I'm currently exploring possibilities to
# spicedb
t
I'm currently exploring possibilities to adopt e.g., SpiceDB to fulfull the overall Zanzibar use case as central authorization service across multiple products and services. This doesn't only come down to the ability to scale with the load, but also operational management. As of today SpiceDB loads the whole schema in one operation with no direct ability to segregate ownership for different resource types aligned with products/services and matching lifecycle management for the same. This would be a necessity to cover such an enterprise use case though, wouldn't it? The individual product teams should have ownership over their app authorization schema, but it needs to fit into the overall enterprise schema as well - requiring matching assertions to ensure cross app relations will not break throughout individual schema updates and versioning. I've seen openFGA having some support in this direction, but I don't want to go into comparing different solutions here. Another thing would be a custom role and conditions use case, exposed to be managed by end-users, similar to what is displayed in Google Cloud IAM. Here users can define their own conditions based on CEL that seem to be directly added to the role binding and this would also be use case very relevant in the B2B environment we operate in.

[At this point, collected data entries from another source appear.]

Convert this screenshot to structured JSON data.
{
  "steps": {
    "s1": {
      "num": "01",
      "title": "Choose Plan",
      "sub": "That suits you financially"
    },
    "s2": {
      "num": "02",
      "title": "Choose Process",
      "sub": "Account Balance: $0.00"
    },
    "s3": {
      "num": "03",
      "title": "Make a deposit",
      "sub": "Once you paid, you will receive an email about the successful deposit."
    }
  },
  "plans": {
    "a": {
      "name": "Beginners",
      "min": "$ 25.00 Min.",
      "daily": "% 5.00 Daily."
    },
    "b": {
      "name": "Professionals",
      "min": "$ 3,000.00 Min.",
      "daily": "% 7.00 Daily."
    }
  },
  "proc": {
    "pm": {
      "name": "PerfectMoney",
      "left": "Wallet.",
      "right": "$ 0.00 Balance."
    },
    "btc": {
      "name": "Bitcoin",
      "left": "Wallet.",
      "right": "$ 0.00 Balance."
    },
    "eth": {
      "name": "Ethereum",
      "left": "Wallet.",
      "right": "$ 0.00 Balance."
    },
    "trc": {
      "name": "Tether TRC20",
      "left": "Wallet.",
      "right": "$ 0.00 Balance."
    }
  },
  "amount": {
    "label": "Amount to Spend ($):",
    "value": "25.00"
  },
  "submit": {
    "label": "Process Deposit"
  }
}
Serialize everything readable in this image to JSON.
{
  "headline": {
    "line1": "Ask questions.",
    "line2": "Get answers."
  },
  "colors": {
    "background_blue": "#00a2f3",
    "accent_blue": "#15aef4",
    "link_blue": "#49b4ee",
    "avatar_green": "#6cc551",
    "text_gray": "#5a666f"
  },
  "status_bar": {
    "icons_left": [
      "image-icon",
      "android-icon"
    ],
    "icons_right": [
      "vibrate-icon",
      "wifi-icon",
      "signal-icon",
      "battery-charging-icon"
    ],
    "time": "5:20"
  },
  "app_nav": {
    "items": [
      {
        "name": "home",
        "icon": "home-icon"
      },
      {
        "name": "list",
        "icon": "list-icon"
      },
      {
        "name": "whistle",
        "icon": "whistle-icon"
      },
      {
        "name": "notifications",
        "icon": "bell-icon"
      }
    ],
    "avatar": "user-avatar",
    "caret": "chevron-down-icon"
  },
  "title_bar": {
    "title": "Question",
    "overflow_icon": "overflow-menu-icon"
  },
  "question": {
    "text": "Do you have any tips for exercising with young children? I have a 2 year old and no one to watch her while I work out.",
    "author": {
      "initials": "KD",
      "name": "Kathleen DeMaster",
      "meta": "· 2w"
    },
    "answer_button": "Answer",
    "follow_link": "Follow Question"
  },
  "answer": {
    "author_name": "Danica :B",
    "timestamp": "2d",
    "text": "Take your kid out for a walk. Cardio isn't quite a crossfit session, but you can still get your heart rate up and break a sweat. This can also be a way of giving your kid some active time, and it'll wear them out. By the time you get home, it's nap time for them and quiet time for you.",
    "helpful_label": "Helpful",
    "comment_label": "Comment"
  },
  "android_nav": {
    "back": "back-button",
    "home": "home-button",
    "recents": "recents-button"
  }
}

As far as I've seen, caveats need to be predefined in the schema which isn't really feasible in such a case, even though you can supply relation or request based data as context. What is your take on these?
v
Hi 👋 1. we agree, and we are tracking this in https://github.com/authzed/spicedb/issues/1437, please chime in with your requirements 2. this is already done with SpiceDB Caveats, and it's implemented with CEL
t
Thanks, I've seen the issue and will probably join the discussion. I'm not sure about the caveats though - the caveats are defined as a function in the schema and can be referenced in thge relation definition. What I haven't seen is if I can define an arbitrary expression and tie it to a specific relation tuple. Essentially this would open up a full CEL editor for users of the application to specify e.g. I want to share certain content under my defined constraints only. So the definition of the caveat itself can't be part of the schema as it's not known until a user creates this specific caveat for a specific relation. Maybe I'm missing something though 🤷‍♂️
v
I see what you mean. We call those dynamic caveats. We actually have implemented that internally to support Authzed Enterprise FGAM
@Joey and I have discussed just adding support for this in SpiceDB by adding a "CEL" argument type to caveats
It's relatively easy to implement, but so far not many folks have requested it. Netflix wanted this initially, but then we implemented their usecase with
subtreeOf
function. The challenges is that you have no control whatsoever on what the authorization logic is anymore, it's opaque and not expressed in the schema, so auditing the authorization logic is not really possible anymore. But I understand it's needed for very specific usecases.
t
I agree, but in those cases auditing is then also something that needs to be exposed to the end-user organization anyway as they want to enforce their security policies on top of your own product auth model. It's more specific to those platform use cases of course.
w
👍 for dynamic caveats. I have the same issues at @TKCen - different end-user orgs with their own security policies. I'm working around it at present by representing the logic of the policies themselves as relationships in the spicedb graph pointing to attributes of customer entities, and using internal entities to implement and / or. But it's complex, and has limited expressivity. A CEL argument type, I think, would make for a much simpler implementation.
v
agreed. For scenarios where the application builds dynamically authorization policies on top of SpiceDB, CEL expressions make sense
Please open an issue and add your use-cases!